Friday, June 24, 2011


Picture courtesy BBC
Imagine suspended FIFA executive committee member Amos Adamu sitting relaxed in one of its palatial buildings, with a smirk on his face, while watching the still unfolding corruption drama in the heart of world football governing body, FIFA. This time, the principal actors are its former vice president Jack Warner and Mohamed bin Hammam, who would have contested against Sepp Blatter during the FIFA presidential elections on June 1.

An ethics investigation had been opened into bin Hammam and Warner after allegations that payments of $40,000 (£24,500 or N6,125,000) were offered to football officials during a meeting of the Caribbean Football Union (at the Regency Hyatt in Trinidad) on May 10 and 11 as an inducement to back Hammam in the June 1 presidential elections. Blatter – who also faced but passed the test of the ethics committee - was eventually re-elected unopposed after bin Hammam was forced to step down.

Warner and Hammam (Picture credits: Dailymail)
While the allegation cost bin Hammam the opportunity of challenging Blatter – who was re-elected unopposed - for the FIFA presidency, 68-year-old Warner weathered the storm until he later resigned from all his positions in international football on June 20. This meant that Warner would then escape further investigation into allegations of bribery.

However, this week, the scandal took a different twist after a leaked report from its ethics committee alleged that he had been told a week ago that it was quite likely he was, at the least, “an accessory to corruption”. According to the report, it was also found that there was “comprehensive, convincing and overwhelming" evidence that Hammam tried to bribe voters, and that Warner helped facilitate this. This revelation has renewed widespread calls for the world football governing body to reopen its investigation into the case. Warner also faces another moral dilemma as his resignation meant he was entitled to a whopping pension entitlements for life from FIFA, which included almost £23,000 (N5,750,000) a year for the next 28 years – a staggering £644,000 (or N161,000,000) - until he is aged 96; fuelling widespread anger in the football world that FIFA may have given a soft landing to the longest-serving member of its executive committee (since 1983). Until now, the football governing body had said the ethics committee procedures against him “have been closed and the presumption of innocence is maintained”.

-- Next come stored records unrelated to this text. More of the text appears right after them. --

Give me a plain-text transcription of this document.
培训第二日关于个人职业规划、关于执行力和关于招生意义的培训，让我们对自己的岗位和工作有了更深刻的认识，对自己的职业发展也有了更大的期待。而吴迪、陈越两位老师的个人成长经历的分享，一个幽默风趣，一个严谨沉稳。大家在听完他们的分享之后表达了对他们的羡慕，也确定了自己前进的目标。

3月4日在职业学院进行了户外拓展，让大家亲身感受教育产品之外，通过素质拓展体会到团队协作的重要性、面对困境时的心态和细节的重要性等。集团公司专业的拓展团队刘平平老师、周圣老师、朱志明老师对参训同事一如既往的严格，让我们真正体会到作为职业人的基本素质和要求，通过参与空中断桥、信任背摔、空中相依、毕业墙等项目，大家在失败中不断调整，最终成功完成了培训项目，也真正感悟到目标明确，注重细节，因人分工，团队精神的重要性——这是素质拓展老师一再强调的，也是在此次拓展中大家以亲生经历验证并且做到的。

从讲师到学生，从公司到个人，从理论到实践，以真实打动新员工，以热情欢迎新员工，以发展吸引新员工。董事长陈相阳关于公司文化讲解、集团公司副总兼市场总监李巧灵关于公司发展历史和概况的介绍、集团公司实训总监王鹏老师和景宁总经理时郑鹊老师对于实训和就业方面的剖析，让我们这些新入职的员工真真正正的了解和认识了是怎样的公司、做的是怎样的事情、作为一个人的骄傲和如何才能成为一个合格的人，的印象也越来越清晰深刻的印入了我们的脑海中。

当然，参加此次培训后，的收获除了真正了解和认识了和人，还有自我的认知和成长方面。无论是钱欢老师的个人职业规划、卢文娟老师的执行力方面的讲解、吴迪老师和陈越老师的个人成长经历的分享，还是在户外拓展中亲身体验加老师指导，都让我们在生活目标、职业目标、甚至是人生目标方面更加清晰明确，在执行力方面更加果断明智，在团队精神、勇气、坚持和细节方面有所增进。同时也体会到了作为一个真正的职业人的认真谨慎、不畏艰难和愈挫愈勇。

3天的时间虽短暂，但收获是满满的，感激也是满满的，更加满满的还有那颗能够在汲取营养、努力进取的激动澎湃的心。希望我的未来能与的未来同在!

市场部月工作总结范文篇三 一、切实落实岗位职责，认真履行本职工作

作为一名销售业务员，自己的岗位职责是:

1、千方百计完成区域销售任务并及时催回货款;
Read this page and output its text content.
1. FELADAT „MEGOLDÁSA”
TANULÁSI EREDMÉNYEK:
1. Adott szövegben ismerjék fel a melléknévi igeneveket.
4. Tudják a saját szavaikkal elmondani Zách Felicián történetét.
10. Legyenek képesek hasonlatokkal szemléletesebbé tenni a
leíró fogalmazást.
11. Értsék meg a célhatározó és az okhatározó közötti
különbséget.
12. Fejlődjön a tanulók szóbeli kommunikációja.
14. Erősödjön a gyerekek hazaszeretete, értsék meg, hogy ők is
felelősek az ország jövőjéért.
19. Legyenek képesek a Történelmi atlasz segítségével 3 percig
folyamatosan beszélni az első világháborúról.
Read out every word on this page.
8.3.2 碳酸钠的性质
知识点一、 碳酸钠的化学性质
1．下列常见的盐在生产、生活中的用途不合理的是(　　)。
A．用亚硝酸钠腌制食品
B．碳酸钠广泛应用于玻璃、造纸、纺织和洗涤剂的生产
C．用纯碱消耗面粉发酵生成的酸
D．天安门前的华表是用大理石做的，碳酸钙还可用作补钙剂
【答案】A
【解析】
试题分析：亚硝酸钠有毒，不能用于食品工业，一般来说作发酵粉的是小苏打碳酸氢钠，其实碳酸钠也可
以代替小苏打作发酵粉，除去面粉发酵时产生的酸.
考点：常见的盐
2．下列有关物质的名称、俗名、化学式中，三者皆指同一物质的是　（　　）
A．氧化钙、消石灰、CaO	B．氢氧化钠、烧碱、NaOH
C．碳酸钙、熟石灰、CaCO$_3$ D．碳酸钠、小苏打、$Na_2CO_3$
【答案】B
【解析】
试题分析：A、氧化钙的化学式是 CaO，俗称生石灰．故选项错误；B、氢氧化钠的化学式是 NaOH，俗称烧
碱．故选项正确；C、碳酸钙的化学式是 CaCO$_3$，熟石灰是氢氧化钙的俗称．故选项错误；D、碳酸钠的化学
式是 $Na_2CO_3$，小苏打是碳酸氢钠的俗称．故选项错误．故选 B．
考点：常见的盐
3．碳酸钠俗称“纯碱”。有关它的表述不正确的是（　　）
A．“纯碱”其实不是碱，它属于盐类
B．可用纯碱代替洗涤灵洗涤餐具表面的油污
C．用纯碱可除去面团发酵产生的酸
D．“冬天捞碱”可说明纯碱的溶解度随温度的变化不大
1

Last year November, Adamu and Oceania representative Reynald Temarii were suspended from the FIFA executive committee following the cash-for-vote scandal. Adamu was filmed asking for £500,000 (or N125,000,000) from undercover reporters to cast his vote in favour of the USA bid, while Temarii was also caught on camera asking for a cash payment to finance a sports academy.  Both men were handed hefty fines – Adamu received a three-year ban and 10,000 Swiss franc (£6,341 or N1,585,250) fine from FIFA's ethics committee, while Temarii was slammed a one-year suspension and fined 5,000 Swiss francs (£3,170 or N792,500) for breaching rules on loyalty and confidentiality. Four other FIFA officials, all former executive committee members, also received bans of between two and four years.